Ou seja, após a quitação do preço nos moldes contratados, tem o adquirente de boa-fé o direito de receber a outorga da escritura definitiva do imóvel sem qualquer gravame hipotecário, independentemente da dívida existente entre a construtora e/ou incorporadora e a instituição financeira credora.
A jurisprudência do Superior Tribunal de Justiça, bem como dos Tribunais Estaduais e Federais são uníssonas no sentido de que o adquirente, em inegável boa-fé, ao fim do pagamento do preço estipulado, tem o direito de receber a outorga da escritura definitiva do imóvel adquirido e sem qualquer gravame, in verbis:
AGRAVO INTERNO NO RECURSO ESPECIAL. CIVIL. PROCESSUAL CIVIL. CANCELAMENTO DE HIPOTECA. GARANTIA REAL CONSTITUÍDA PELA INCORPORADORA FALIDA SOBRE IMÓVEL PARA, EM ADITAMENTO, RESGUARDAR CONTRATO DE DAÇÃO EM PAGAMENTO. EXECUÇÃO. IMÓVEL PENHORADO PARA GARANTIA DO JUÍZO. MESMO IMÓVEL OBJETO DE CONTRATO DE COMPRA E VENDA COM TERCEIRO. QUITAÇÃO. BOA-FÉ. AÇÃO DE ADJUDICAÇÃO COMPULSÓRIA JULGADA PROCEDENTE. TRÂNSITO EM JULGADO. APLICAÇÃO DA SÚMULA 308/STJ. AGRAVO INTERNO IMPROVIDO. 1. Decidida integralmente a lide posta em juízo, com expressa e coerente indicação dos fundamentos em que se firmou a formação do livre convencimento motivado, não se cogita violação do art. 535 do CPC/73, ainda que rejeitados os embargos de declaração opostos. 2. “A hipoteca firmada entre a construtora e o agente financeiro, anterior ou posterior à celebração da promessa de compra e venda, não tem eficácia perante os adquirentes do imóvel” (Súmula 308/STJ). 3. O referido enunciado sumular pode ser aplicado ao agente financiador de construção de empreendimentos imobiliários ainda que não seja instituição financeira e não se trate daqueles contratos regidos pelo Sistema Financeiro da Habitação. 4. O terceiro que adquire o imóvel de boa-fé e cumpre o contrato de compra e venda, quitando o preço avençado, não pode ser prejudicado por outra relação jurídica estabelecida entre o financiador, credor hipotecário, e o construtor inadimplente. No caso, deve o financiador tomar todas as cautelas necessárias antes da celebração do contrato ou, em caso de não cumprimento da avença, buscar outros meios judiciais cabíveis para alcançar o adimplemento do negócio jurídico garantido pela hipoteca. 5. Agravo interno a que se nega provimento (AIRESP – AGRAVO INTERNO NO RECURSO ESPECIAL – 1432693 2013.01.65651-1, MARCO AURÉLIO BELLIZZE, STJ – TERCEIRA TURMA)

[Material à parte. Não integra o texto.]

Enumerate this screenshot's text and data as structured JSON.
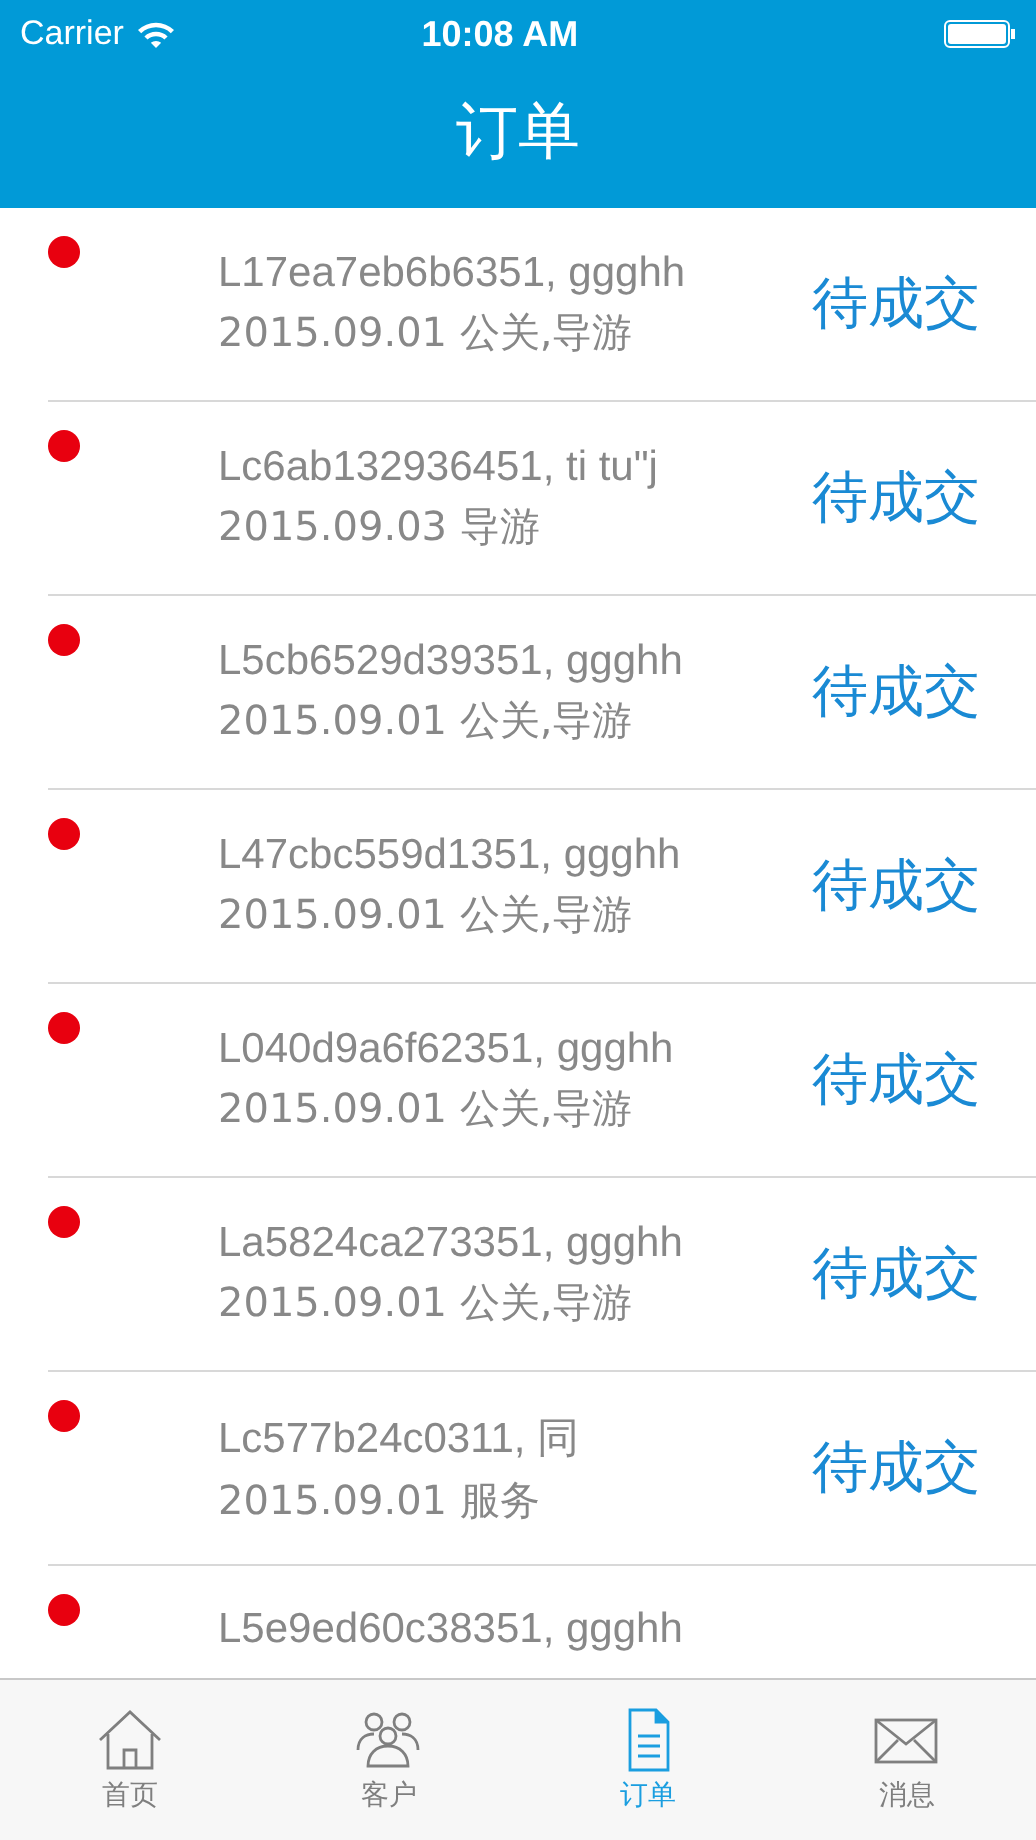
{
  "status_bar": {
    "carrier": "Carrier",
    "time": "10:08 AM"
  },
  "nav": {
    "title": "订单"
  },
  "orders": [
    {
      "line1": "L17ea7eb6b6351, ggghh",
      "line2": "2015.09.01 公关,导游",
      "status": "待成交"
    },
    {
      "line1": "Lc6ab132936451, ti tu\"j",
      "line2": "2015.09.03 导游",
      "status": "待成交"
    },
    {
      "line1": "L5cb6529d39351, ggghh",
      "line2": "2015.09.01 公关,导游",
      "status": "待成交"
    },
    {
      "line1": "L47cbc559d1351, ggghh",
      "line2": "2015.09.01 公关,导游",
      "status": "待成交"
    },
    {
      "line1": "L040d9a6f62351, ggghh",
      "line2": "2015.09.01 公关,导游",
      "status": "待成交"
    },
    {
      "line1": "La5824ca273351, ggghh",
      "line2": "2015.09.01 公关,导游",
      "status": "待成交"
    },
    {
      "line1": "Lc577b24c0311, 同",
      "line2": "2015.09.01 服务",
      "status": "待成交"
    },
    {
      "line1": "L5e9ed60c38351, ggghh"
    }
  ],
  "tab_bar": [
    {
      "kind": "home",
      "label": "首页",
      "selected": false
    },
    {
      "kind": "customers",
      "label": "客户",
      "selected": false
    },
    {
      "kind": "orders",
      "label": "订单",
      "selected": true
    },
    {
      "kind": "messages",
      "label": "消息",
      "selected": false
    }
  ]
}
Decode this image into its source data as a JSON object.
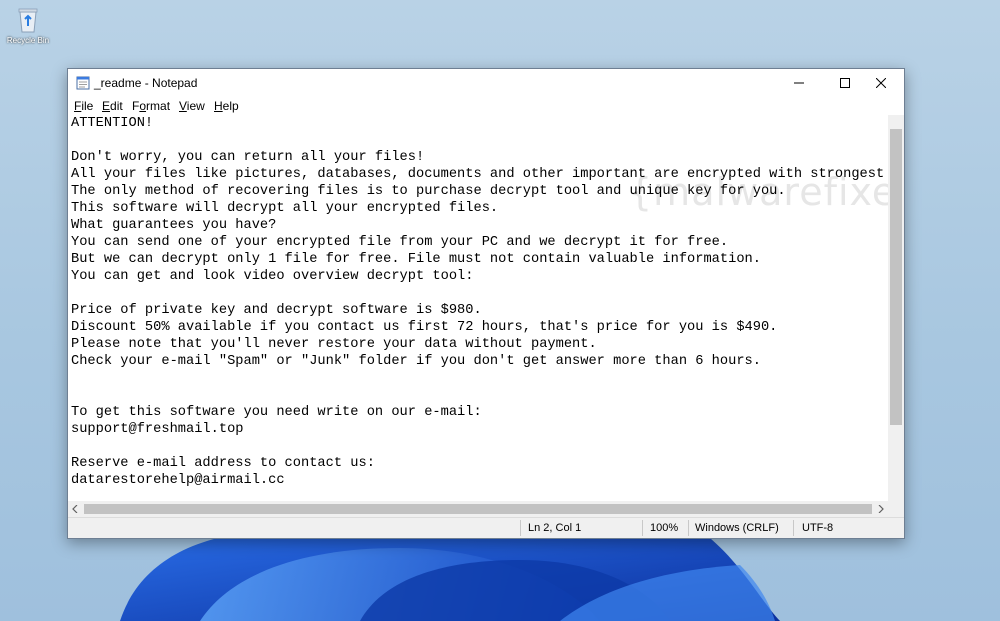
{
  "desktop": {
    "recycle_bin_label": "Recycle Bin"
  },
  "window": {
    "title": "_readme - Notepad",
    "menu": [
      {
        "label": "File",
        "accel": "F",
        "rest": "ile"
      },
      {
        "label": "Edit",
        "accel": "E",
        "rest": "dit"
      },
      {
        "label": "Format",
        "accel": "o",
        "pre": "F",
        "rest": "rmat"
      },
      {
        "label": "View",
        "accel": "V",
        "rest": "iew"
      },
      {
        "label": "Help",
        "accel": "H",
        "rest": "elp"
      }
    ]
  },
  "document": {
    "lines": [
      "ATTENTION!",
      "",
      "Don't worry, you can return all your files!",
      "All your files like pictures, databases, documents and other important are encrypted with strongest en",
      "The only method of recovering files is to purchase decrypt tool and unique key for you.",
      "This software will decrypt all your encrypted files.",
      "What guarantees you have?",
      "You can send one of your encrypted file from your PC and we decrypt it for free.",
      "But we can decrypt only 1 file for free. File must not contain valuable information.",
      "You can get and look video overview decrypt tool:",
      "",
      "Price of private key and decrypt software is $980.",
      "Discount 50% available if you contact us first 72 hours, that's price for you is $490.",
      "Please note that you'll never restore your data without payment.",
      "Check your e-mail \"Spam\" or \"Junk\" folder if you don't get answer more than 6 hours.",
      "",
      "",
      "To get this software you need write on our e-mail:",
      "support@freshmail.top",
      "",
      "Reserve e-mail address to contact us:",
      "datarestorehelp@airmail.cc"
    ]
  },
  "watermark": "{malwarefixes}",
  "status": {
    "position": "Ln 2, Col 1",
    "zoom": "100%",
    "line_endings": "Windows (CRLF)",
    "encoding": "UTF-8"
  },
  "colors": {
    "desktop_bg": "#a8c7e0",
    "bloom": "#1448c8"
  }
}
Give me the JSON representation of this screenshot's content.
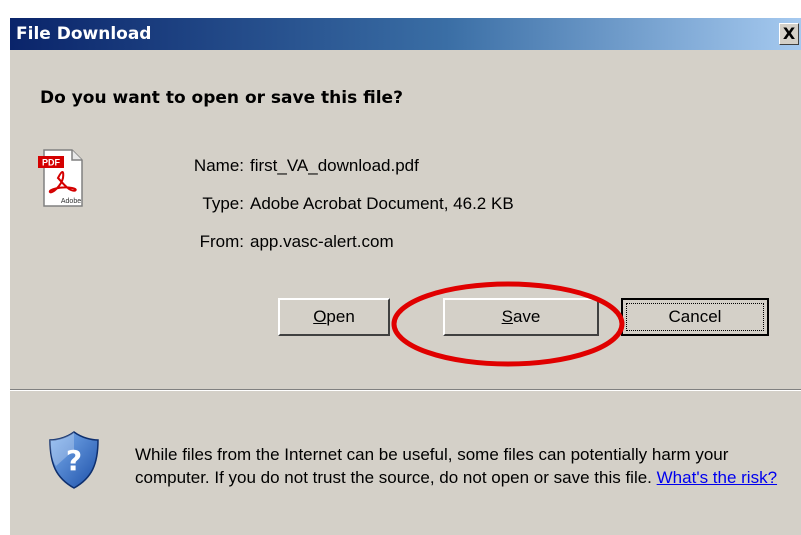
{
  "window": {
    "title": "File Download",
    "close_glyph": "X"
  },
  "dialog": {
    "question": "Do you want to open or save this file?",
    "file_icon": "pdf-file-icon",
    "file_icon_text": "PDF",
    "file_icon_brand": "Adobe",
    "fields": [
      {
        "label": "Name:",
        "value": "first_VA_download.pdf"
      },
      {
        "label": "Type:",
        "value": "Adobe Acrobat Document, 46.2 KB"
      },
      {
        "label": "From:",
        "value": "app.vasc-alert.com"
      }
    ],
    "buttons": {
      "open_accel": "O",
      "open_rest": "pen",
      "save_accel": "S",
      "save_rest": "ave",
      "cancel": "Cancel"
    },
    "highlight_color": "#e00000"
  },
  "warning": {
    "icon": "shield-question-icon",
    "text": "While files from the Internet can be useful, some files can potentially harm your computer. If you do not trust the source, do not open or save this file. ",
    "link": "What's the risk?"
  },
  "colors": {
    "title_bar_start": "#0a246a",
    "title_bar_end": "#a6caf0",
    "dialog_bg": "#d4d0c8"
  }
}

PROCESSO CIVIL. CONTRATO DE FINANCIAMENTO. DIREITO AO TERMO DE QUITAÇÃO E EXTINÇÃO DA GARANTIA HIPOTECÁRIA. APELAÇÃO DA CEF DESPROVIDA. 1. Da análise dos registros 14 e 15 da matrícula nº 137.178 referente ao imóvel, verifica-se que a empresa Nassar Construções e Empreendimentos transmitiu ao agravado a fração ideal de 1,8417% do terreno que corresponde ao apartamento nº 34 e, o autor, por sua vez, deu em primeira e única hipoteca à CEF a unidade para garantia da dívida do financiamento. 2. O autor, por meio do pactuado, obrigou-se somente ao pagamento integral da dívida e a partir do momento em que cumpriu a obrigação tem direito ao termo de quitação e a extinção da garantia hipotecária. 3. O Egrégio Superior Tribunal de Justiça já firmou entendimento segundo o qual, em contratos de financiamento para construção de imóveis pelo Sistema Financeiro da Habitação, a garantia hipotecária do contrato concedido pela incorporadora ao banco não atinge o adquirente da unidade (Resp 514993, Relator Asfor Rocha, DJ 14/06/2004) 4. A liquidação do saldo devedor pelo autor lhe garante o direito ao levantamento da hipoteca, não podendo ser prejudicado pelo descumprimento de obrigações assumidas pela Construtora. 5. Apelação da CEF desprovida. (ApCiv 0018300-82.2004.4.03.6100, DESEMBARGADOR FEDERAL MAURICIO KATO, TRF3 – QUINTA TURMA, e-DJF3 Judicial 1 DATA:26/03/2018.)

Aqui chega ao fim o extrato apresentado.